Many parents wonder if spending too much time playing video games can hurt their child. Questions arise about obesity and aggressive behavior. While extended periods of time playing video games may possibly affect a children's weight and behavior, many parents often forget about the possible effects on their eyes and vision.

Girl playing video game
Rebecca Nelson / Getty Images

Playing video games for extended amounts of time can cause children to experience many of the same symptoms seen in computer vision syndrome in adults. Extensive viewing of the game screen can lead to eye discomfort, fatigue, blurry vision, and headaches.

Kids seem to become so engrossed in video games that they forget to take breaks. Prolonged gameplay without significant breaks can cause eye focusing problems, as well as eye irritation.

Focusing Problems 

The eyes focus much differently on a video screen than on a flat surface, such as a piece of notebook paper. When looking at printed material, the brain and eyes understand exactly what distance at which to focus.

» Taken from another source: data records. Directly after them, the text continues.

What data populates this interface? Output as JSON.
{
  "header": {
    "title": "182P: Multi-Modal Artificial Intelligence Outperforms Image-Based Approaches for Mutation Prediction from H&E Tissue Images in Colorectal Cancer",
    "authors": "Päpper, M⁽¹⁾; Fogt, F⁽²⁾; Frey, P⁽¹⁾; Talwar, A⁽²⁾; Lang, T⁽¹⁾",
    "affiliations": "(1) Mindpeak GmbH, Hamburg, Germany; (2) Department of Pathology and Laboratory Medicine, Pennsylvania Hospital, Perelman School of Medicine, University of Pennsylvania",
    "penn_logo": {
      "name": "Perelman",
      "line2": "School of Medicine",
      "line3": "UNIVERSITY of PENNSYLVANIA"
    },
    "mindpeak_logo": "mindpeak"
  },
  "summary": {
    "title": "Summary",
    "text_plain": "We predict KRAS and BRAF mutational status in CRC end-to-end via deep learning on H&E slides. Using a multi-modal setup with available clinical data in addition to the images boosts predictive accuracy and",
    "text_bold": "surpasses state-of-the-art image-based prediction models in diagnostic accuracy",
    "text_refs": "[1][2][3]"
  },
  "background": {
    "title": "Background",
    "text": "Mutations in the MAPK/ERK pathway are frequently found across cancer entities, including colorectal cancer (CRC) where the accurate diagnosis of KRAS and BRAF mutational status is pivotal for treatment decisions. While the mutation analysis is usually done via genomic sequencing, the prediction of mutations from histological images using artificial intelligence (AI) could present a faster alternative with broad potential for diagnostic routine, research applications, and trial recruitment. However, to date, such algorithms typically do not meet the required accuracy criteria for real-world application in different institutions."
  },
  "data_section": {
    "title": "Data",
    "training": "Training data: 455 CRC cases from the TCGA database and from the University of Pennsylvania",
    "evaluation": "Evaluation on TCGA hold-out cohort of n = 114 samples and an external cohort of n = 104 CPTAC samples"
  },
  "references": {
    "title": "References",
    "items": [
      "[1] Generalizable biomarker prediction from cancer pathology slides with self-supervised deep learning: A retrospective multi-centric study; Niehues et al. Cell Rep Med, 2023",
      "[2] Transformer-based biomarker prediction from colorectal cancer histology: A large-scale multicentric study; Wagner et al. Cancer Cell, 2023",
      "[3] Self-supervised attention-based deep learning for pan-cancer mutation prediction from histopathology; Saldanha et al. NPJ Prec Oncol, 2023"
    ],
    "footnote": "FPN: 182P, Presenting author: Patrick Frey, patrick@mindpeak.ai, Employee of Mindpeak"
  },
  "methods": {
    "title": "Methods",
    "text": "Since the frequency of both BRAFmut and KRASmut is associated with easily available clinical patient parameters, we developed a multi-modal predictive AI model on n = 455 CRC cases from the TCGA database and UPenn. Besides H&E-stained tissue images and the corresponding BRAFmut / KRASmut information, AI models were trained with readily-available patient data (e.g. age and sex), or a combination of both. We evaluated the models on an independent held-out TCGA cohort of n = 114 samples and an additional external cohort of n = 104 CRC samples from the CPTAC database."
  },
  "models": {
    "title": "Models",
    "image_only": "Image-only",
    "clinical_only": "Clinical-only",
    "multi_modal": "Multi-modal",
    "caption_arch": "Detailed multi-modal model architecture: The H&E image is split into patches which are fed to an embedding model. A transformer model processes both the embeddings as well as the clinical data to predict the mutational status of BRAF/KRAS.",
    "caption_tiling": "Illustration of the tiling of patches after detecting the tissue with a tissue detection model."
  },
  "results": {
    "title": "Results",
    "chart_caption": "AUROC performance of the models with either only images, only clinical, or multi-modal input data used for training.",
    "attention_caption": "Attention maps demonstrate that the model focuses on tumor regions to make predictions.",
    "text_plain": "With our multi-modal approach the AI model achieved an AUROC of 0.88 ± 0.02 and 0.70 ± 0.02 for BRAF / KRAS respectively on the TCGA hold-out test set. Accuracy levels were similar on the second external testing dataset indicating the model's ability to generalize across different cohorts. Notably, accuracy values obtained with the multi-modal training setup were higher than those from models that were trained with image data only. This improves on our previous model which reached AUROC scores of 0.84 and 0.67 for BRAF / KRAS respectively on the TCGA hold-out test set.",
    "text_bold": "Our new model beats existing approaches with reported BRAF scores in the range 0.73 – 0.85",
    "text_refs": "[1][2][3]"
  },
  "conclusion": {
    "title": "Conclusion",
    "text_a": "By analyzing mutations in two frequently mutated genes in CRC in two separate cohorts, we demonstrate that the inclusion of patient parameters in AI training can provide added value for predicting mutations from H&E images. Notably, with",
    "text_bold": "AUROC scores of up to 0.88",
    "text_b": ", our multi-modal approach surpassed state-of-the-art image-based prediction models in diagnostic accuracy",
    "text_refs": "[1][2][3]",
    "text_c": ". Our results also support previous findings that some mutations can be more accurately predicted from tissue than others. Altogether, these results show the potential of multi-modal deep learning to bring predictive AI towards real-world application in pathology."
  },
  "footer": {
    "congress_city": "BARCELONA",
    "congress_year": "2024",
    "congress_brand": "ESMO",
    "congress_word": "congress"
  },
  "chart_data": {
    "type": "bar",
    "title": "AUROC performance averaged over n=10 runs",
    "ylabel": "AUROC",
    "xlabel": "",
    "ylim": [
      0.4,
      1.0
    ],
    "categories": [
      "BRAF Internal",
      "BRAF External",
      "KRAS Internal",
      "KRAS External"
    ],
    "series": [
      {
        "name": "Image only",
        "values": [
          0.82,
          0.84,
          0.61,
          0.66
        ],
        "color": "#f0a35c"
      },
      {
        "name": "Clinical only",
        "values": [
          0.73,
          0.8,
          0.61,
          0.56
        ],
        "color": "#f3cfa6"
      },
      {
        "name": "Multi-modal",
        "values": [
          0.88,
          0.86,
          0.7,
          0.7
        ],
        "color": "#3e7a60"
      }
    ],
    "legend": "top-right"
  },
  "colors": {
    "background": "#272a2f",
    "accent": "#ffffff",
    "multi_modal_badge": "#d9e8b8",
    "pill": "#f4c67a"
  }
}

When looking at a video screen, the eyes are constantly changing focus, making the eyes very tired. Furthermore, when playing video games, the eyes tend to become "locked in" to the screen. This may make it difficult for the eyes to focus easily on other objects, even long after the video game is turned off.

Eye Irritation

Kids tend to blink much less frequently while absorbed in a video game or other video screen use. This reduced blinking can significantly affect the flow of tears, sometimes resulting in dryness and irritation.

Advice for Parents

If your children enjoy playing video games, encourage them to take frequent breaks. Set a timer for 20 minutes, and have them do something else for 5 minutes when the buzzer sounds. Also, make sure your children sit as far away as possible from the video screen.

The minimum recommended distance in the case of console games, such as PlayStation, Gamecube, Xbox or Wii, is 6 feet, while the American Academy of Pediatrics recommends 10 feet for television screens (depending on the size of the screen), 2 feet for desktop computer screens or laptops, and 1 foot for mobile phones.

Setting guidelines for your children will help prevent the negative effects that prolonged video gameplay can have on their eyes.